Owen (1836-1895) lost his father Robert and two brothers when Argoed colliery flooded in 1837, killing 21 miners. His mother Sarah, a relative of the dramatist Twm o’r Nant, was left with two sons and two daughters to bring up.
Aged 13, Owen was apprenticed to Mold tailor Angel Jones. He recalled later that Jones had rescued him from falling into bad company. He started preaching in 1864 and went to study at the Methodist college in Bala in 1865. He left two years later because his mother and sister were unwell, and returned to Jones’ shop.
He went into business with draper James Lloyd to establish the shop in New Street known as Owen and Lloyd. This was sometime after 1875, when 3 New Street was home to Edward Jones’ refreshment rooms.
In 1880 Owen bought his partner’s share in the business, which he continued until his death. Some of the clothes he made are on display at the Mold Museum. There’s a statue of Owen outside the museum.
Owen contributed sermons to the monthly Methodist magazine Y Drysorfa before the same publication serialised his novel Rhys Lewis, one chapter at a time, from 1882 to 1885. Later novels were published in weekly instalments in Y Cymro. Owen based many of his characters on people he met and observed at his tailor’s shop, chapel and elsewhere.
He advertised some of his books as being available from the author at 3 New Street, Mold, A complete copy of Rhys Lewis cost 4 shillings in 1885.

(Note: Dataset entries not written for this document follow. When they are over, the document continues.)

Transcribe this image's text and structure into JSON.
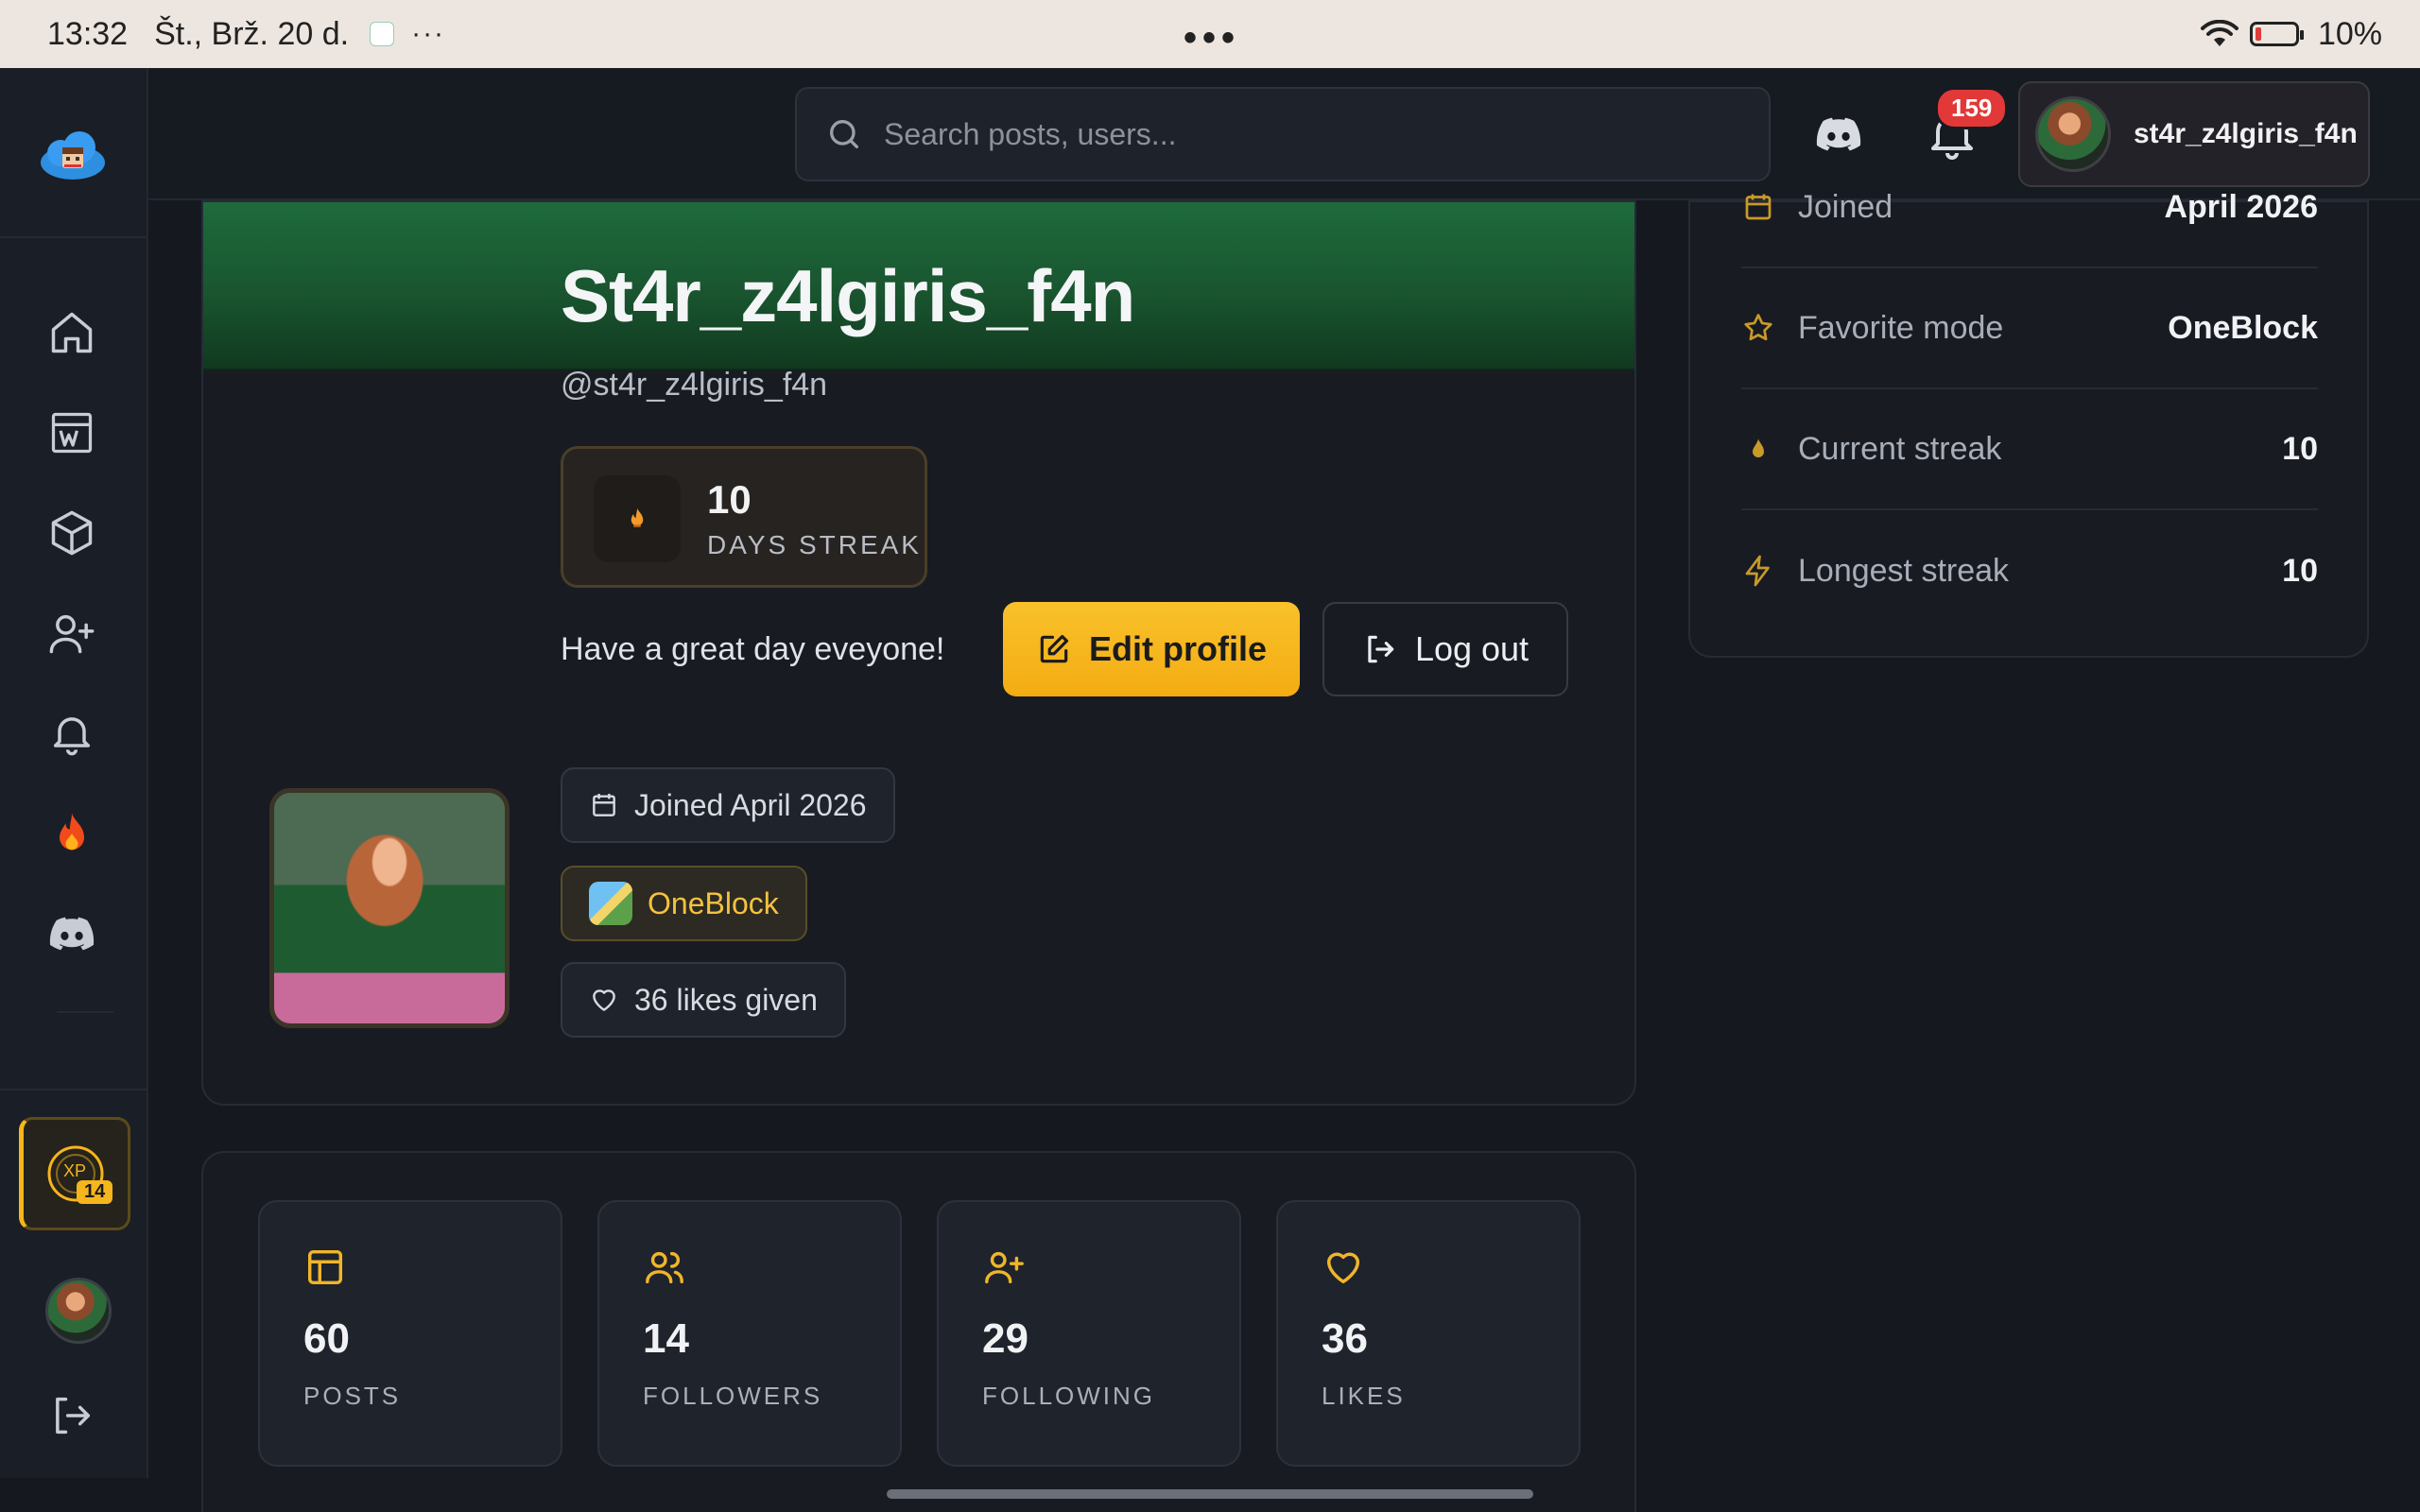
{
  "status_bar": {
    "time": "13:32",
    "date": "Št., Brž. 20 d.",
    "more": "···",
    "battery": "10%"
  },
  "topbar": {
    "search_placeholder": "Search posts, users...",
    "notification_count": "159",
    "username": "st4r_z4lgiris_f4n"
  },
  "sidebar": {
    "xp_label": "XP",
    "xp_level": "14",
    "items": [
      "home",
      "wiki",
      "blocks",
      "add-friend",
      "notifications",
      "hot",
      "discord"
    ]
  },
  "profile": {
    "display_name": "St4r_z4lgiris_f4n",
    "handle": "@st4r_z4lgiris_f4n",
    "streak_count": "10",
    "streak_label": "DAYS STREAK",
    "bio": "Have a great day eveyone!",
    "edit_label": "Edit profile",
    "logout_label": "Log out",
    "joined_chip": "Joined April 2026",
    "mode_chip": "OneBlock",
    "likes_chip": "36 likes given"
  },
  "stats": [
    {
      "value": "60",
      "label": "POSTS"
    },
    {
      "value": "14",
      "label": "FOLLOWERS"
    },
    {
      "value": "29",
      "label": "FOLLOWING"
    },
    {
      "value": "36",
      "label": "LIKES"
    }
  ],
  "details": [
    {
      "key": "Joined",
      "value": "April 2026"
    },
    {
      "key": "Favorite mode",
      "value": "OneBlock"
    },
    {
      "key": "Current streak",
      "value": "10"
    },
    {
      "key": "Longest streak",
      "value": "10"
    }
  ],
  "colors": {
    "accent": "#f5b51c",
    "banner": "#1e6b3c",
    "background": "#15181f",
    "badge": "#e23838"
  }
}
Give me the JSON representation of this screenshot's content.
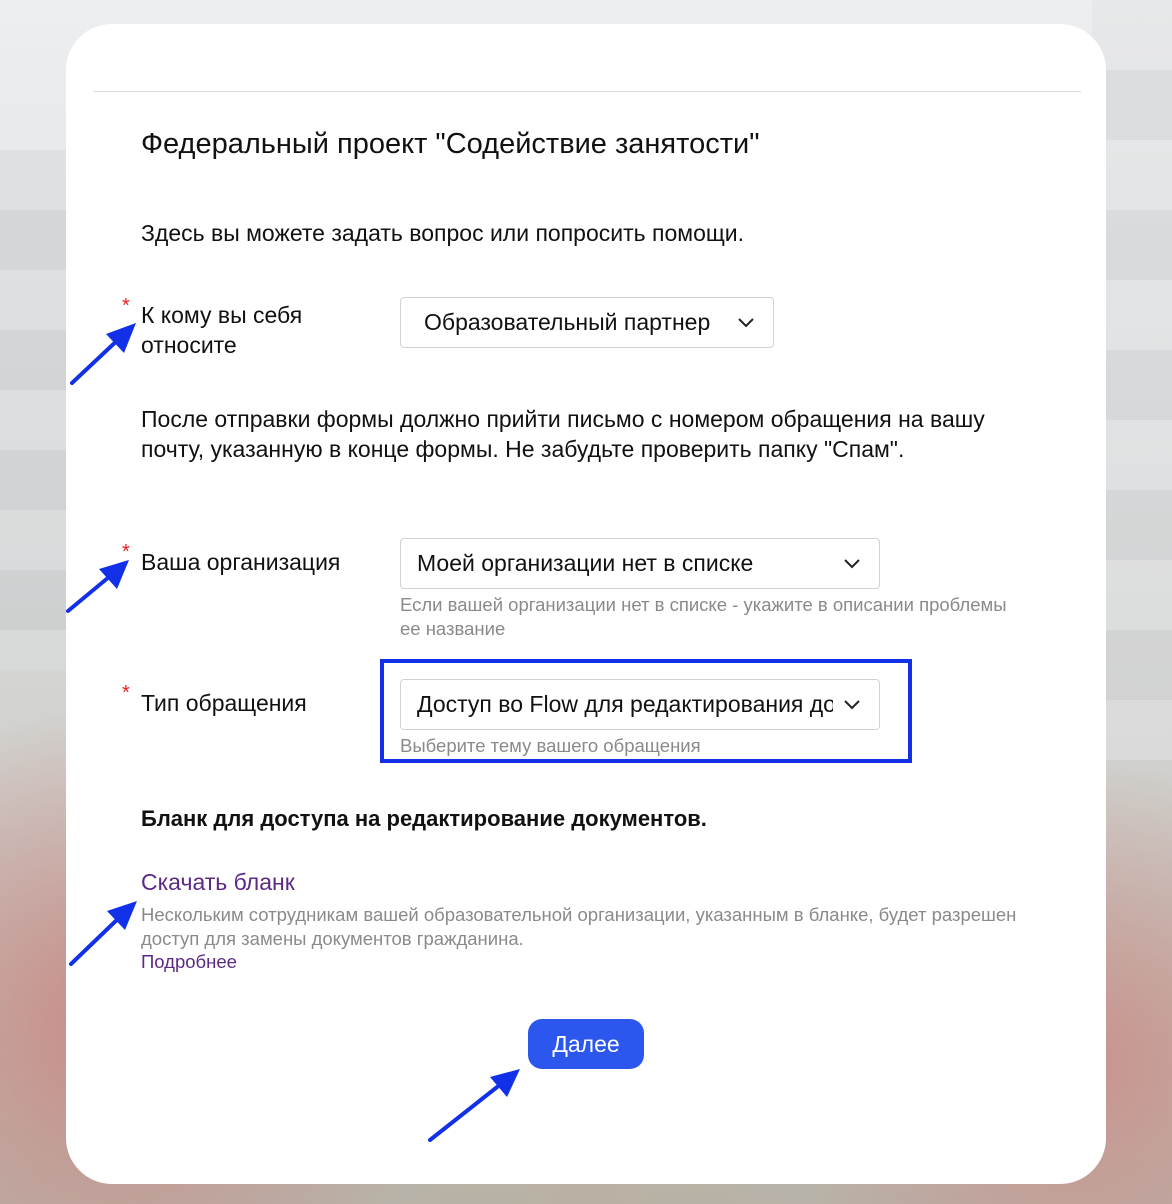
{
  "form": {
    "title": "Федеральный проект \"Содействие занятости\"",
    "intro": "Здесь вы можете задать вопрос или попросить помощи.",
    "required_mark": "*",
    "field_role": {
      "label": "К кому вы себя относите",
      "value": "Образовательный партнер"
    },
    "notice": "После отправки формы должно прийти письмо с номером обращения на вашу почту, указанную в конце формы. Не забудьте проверить папку \"Спам\".",
    "field_org": {
      "label": "Ваша организация",
      "value": "Моей организации нет в списке",
      "hint": "Если вашей организации нет в списке - укажите в описании проблемы ее название"
    },
    "field_type": {
      "label": "Тип обращения",
      "value": "Доступ во Flow для редактирования документов",
      "hint": "Выберите тему вашего обращения"
    },
    "blank_heading": "Бланк для доступа на редактирование документов.",
    "download_link": "Скачать бланк",
    "download_desc": "Нескольким сотрудникам вашей образовательной организации, указанным в бланке, будет разрешен доступ для замены документов гражданина.",
    "more_link": "Подробнее",
    "next_button": "Далее"
  },
  "colors": {
    "accent_button": "#2c57ee",
    "link": "#5b2a86",
    "required": "#f01b1b",
    "annotation": "#1230e8"
  },
  "icons": [
    "chevron-down-icon",
    "annotation-arrow-icon"
  ]
}
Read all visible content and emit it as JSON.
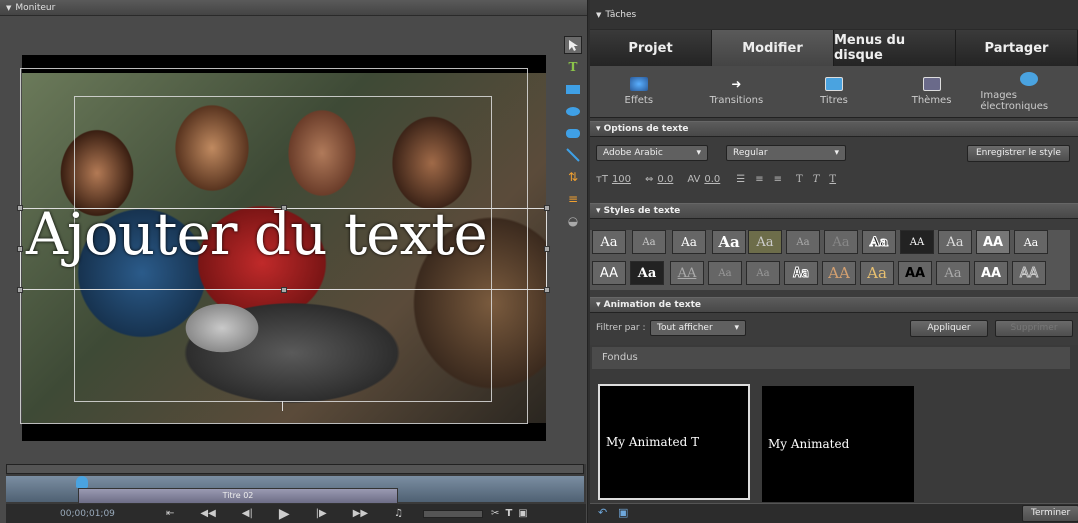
{
  "monitor": {
    "title": "Moniteur",
    "overlay_text": "Ajouter du texte",
    "clip_label": "Titre 02",
    "timecode": "00;00;01;09"
  },
  "tasks": {
    "title": "Tâches",
    "tabs": [
      "Projet",
      "Modifier",
      "Menus du disque",
      "Partager"
    ],
    "active_tab": "Modifier",
    "subtabs": [
      "Effets",
      "Transitions",
      "Titres",
      "Thèmes",
      "Images électroniques"
    ],
    "text_options": {
      "heading": "Options de texte",
      "font": "Adobe Arabic",
      "style": "Regular",
      "save_style": "Enregistrer le style",
      "size": "100",
      "kerning": "0.0",
      "leading": "0.0"
    },
    "text_styles": {
      "heading": "Styles de texte",
      "row1": [
        "Aa",
        "Aa",
        "Aa",
        "Aa",
        "Aa",
        "Aa",
        "Aa",
        "Aa",
        "AA",
        "Aa",
        "AA",
        "Aa"
      ],
      "row2": [
        "AA",
        "Aa",
        "AA",
        "Aa",
        "Aa",
        "Aa",
        "AA",
        "Aa",
        "AA",
        "Aa",
        "AA",
        "AA"
      ]
    },
    "animation": {
      "heading": "Animation de texte",
      "filter_label": "Filtrer par :",
      "filter_value": "Tout afficher",
      "apply": "Appliquer",
      "delete": "Supprimer",
      "category": "Fondus",
      "thumbs": [
        "My Animated T",
        "My Animated"
      ]
    },
    "done": "Terminer"
  },
  "colors": {
    "accent": "#4aa3e0",
    "selection": "#ffffff"
  }
}
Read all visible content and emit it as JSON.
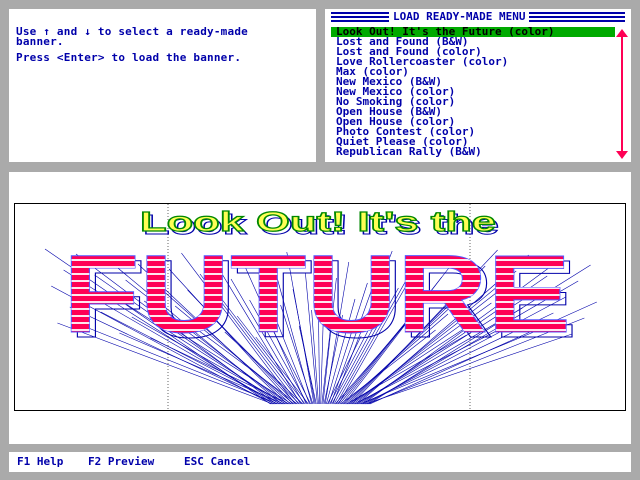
{
  "instructions": {
    "line1": "Use ↑ and ↓ to select a ready-made",
    "line2": "banner.",
    "line3": "Press <Enter> to load the banner."
  },
  "menu": {
    "title": "LOAD READY-MADE MENU",
    "items": [
      "Look Out! It's the Future (color)",
      "Lost and Found (B&W)",
      "Lost and Found (color)",
      "Love Rollercoaster (color)",
      "Max (color)",
      "New Mexico (B&W)",
      "New Mexico (color)",
      "No Smoking (color)",
      "Open House (B&W)",
      "Open House (color)",
      "Photo Contest (color)",
      "Quiet Please (color)",
      "Republican Rally (B&W)"
    ],
    "selected_index": 0
  },
  "banner_preview": {
    "headline": "Look Out! It's the",
    "big_text": "FUTURE",
    "headline_color": "#ffff55",
    "big_text_color": "#ff0055",
    "ray_color": "#0000aa"
  },
  "status_bar": {
    "help": "F1 Help",
    "preview": "F2 Preview",
    "cancel": "ESC Cancel"
  },
  "colors": {
    "background": "#aaaaaa",
    "text": "#0000aa",
    "selection": "#00aa00",
    "scroll_arrow": "#ff0055"
  }
}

Y Pentan (Welsh for “the hob” or “the chimney corner”) takes its name from Owen’s story collection Straeon y Pentan. When Owen was a tailor here, the Cross Keys Hotel was two doors away along New Street. The pub later expanded into the two adjoining properties. In 2016 the former tailor’s shop was refitted with Victorian chapel pews as seating – a nod to Owen’s chapel background.